I asked this question today and my professor was unable to provide any rationale.

I know that sodium hydroxide is hygroscopic, but why not magnesium hydroxide (at least to the same extent as $\ce{NaOH}$)? Could it be that $\ce{Mg(OH)2}$ has a higher lattice energy; the hydroxide is more closely associated with the magnesium ion and less able to react with carbon dioxide?

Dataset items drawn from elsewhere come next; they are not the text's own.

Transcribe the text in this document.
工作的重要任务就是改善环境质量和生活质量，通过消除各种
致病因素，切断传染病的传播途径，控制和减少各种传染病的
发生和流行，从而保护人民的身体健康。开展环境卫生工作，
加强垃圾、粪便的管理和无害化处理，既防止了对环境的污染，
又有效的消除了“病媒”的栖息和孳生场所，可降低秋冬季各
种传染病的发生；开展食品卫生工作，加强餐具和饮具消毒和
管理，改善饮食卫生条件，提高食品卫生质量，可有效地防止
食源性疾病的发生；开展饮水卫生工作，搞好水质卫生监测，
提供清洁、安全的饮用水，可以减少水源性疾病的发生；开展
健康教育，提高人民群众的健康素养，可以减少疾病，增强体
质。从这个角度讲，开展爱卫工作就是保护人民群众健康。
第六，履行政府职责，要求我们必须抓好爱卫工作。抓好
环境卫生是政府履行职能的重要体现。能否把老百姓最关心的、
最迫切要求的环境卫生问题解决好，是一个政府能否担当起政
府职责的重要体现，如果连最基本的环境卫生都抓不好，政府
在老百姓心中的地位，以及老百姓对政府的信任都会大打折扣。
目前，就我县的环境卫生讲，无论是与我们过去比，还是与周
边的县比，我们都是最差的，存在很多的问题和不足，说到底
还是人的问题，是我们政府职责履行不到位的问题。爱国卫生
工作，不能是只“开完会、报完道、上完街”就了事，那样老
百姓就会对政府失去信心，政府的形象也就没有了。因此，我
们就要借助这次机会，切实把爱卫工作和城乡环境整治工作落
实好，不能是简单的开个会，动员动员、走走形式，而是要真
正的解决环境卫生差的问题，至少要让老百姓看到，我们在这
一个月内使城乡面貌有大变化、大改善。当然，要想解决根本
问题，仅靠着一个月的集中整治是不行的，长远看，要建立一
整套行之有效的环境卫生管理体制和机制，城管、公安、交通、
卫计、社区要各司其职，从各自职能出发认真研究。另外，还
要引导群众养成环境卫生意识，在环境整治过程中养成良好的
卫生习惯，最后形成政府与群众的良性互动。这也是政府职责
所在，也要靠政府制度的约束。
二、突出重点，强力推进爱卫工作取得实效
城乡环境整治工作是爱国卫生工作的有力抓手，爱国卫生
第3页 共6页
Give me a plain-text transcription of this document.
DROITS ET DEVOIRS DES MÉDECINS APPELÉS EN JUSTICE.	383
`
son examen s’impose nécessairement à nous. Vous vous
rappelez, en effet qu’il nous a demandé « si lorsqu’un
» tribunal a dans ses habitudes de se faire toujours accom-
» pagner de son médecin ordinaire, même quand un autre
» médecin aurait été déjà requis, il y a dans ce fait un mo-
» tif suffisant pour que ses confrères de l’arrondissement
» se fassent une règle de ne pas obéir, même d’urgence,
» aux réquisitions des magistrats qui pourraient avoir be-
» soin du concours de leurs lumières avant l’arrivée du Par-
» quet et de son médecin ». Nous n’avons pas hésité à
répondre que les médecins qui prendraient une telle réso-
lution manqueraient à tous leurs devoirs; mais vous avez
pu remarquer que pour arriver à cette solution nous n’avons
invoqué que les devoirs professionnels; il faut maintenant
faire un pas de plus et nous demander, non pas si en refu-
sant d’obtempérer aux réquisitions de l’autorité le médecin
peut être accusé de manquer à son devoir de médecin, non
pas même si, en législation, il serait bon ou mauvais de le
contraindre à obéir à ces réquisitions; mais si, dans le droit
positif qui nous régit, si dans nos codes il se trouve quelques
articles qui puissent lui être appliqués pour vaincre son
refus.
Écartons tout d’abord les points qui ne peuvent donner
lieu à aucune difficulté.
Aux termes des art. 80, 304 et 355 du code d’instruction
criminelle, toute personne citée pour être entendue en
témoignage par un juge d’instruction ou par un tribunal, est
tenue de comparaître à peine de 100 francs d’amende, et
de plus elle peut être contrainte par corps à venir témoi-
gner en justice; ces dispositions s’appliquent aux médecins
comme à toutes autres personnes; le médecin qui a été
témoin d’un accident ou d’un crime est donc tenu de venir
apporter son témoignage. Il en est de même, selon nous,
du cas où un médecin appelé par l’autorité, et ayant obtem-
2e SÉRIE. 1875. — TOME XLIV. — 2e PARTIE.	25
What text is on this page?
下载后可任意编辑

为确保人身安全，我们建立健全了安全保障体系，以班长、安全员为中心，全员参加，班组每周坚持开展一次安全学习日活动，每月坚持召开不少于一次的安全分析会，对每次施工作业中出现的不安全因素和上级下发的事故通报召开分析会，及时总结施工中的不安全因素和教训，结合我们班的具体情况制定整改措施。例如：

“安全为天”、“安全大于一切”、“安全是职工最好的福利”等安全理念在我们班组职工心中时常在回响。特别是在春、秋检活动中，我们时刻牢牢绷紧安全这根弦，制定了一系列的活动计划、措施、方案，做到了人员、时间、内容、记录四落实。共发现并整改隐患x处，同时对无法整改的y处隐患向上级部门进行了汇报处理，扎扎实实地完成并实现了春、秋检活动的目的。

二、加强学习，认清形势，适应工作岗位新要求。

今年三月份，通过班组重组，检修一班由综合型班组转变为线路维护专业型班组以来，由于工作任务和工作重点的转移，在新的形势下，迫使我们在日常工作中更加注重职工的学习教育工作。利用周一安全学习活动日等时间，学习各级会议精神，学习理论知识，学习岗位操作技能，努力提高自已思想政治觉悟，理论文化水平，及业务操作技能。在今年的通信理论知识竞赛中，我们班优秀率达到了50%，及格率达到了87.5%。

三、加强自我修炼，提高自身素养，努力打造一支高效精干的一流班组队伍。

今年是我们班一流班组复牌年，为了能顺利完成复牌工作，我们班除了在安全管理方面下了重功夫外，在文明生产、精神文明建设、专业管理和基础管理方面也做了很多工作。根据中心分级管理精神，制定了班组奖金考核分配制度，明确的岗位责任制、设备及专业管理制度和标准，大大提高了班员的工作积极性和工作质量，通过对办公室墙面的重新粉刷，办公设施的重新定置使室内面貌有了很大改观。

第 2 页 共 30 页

  • $\begingroup$ Not an answer to the question, bet also a partial refutation of what has been said: aluminum is highly hydroscopic, mainly because of its high affinity for oxygen. Yet, magnesium seems to avoid the reactions of both sodium and aluminum. $\endgroup$
    – BMeph
    Feb 3, 2021 at 15:19

1 Answer 1


Try looking at Inorganic Chemistry in Aqueous Solution by Jack Barrett around page 41 on google books or elsewhere.

Entropy of hydration of Mg2+ is very negative compare to Na+.

According to Barrett, more highly charged ions restrict the movement of water molecules of hydration more. Also, the smaller the radius of the ion, the more restricted the movement of the hydrating waters is. Both the number of waters whose movement is restricted, and the degree to which they are restricted, is affected by charge and radius.

A complete analysis would consider both the entropy and enthalpy contributions.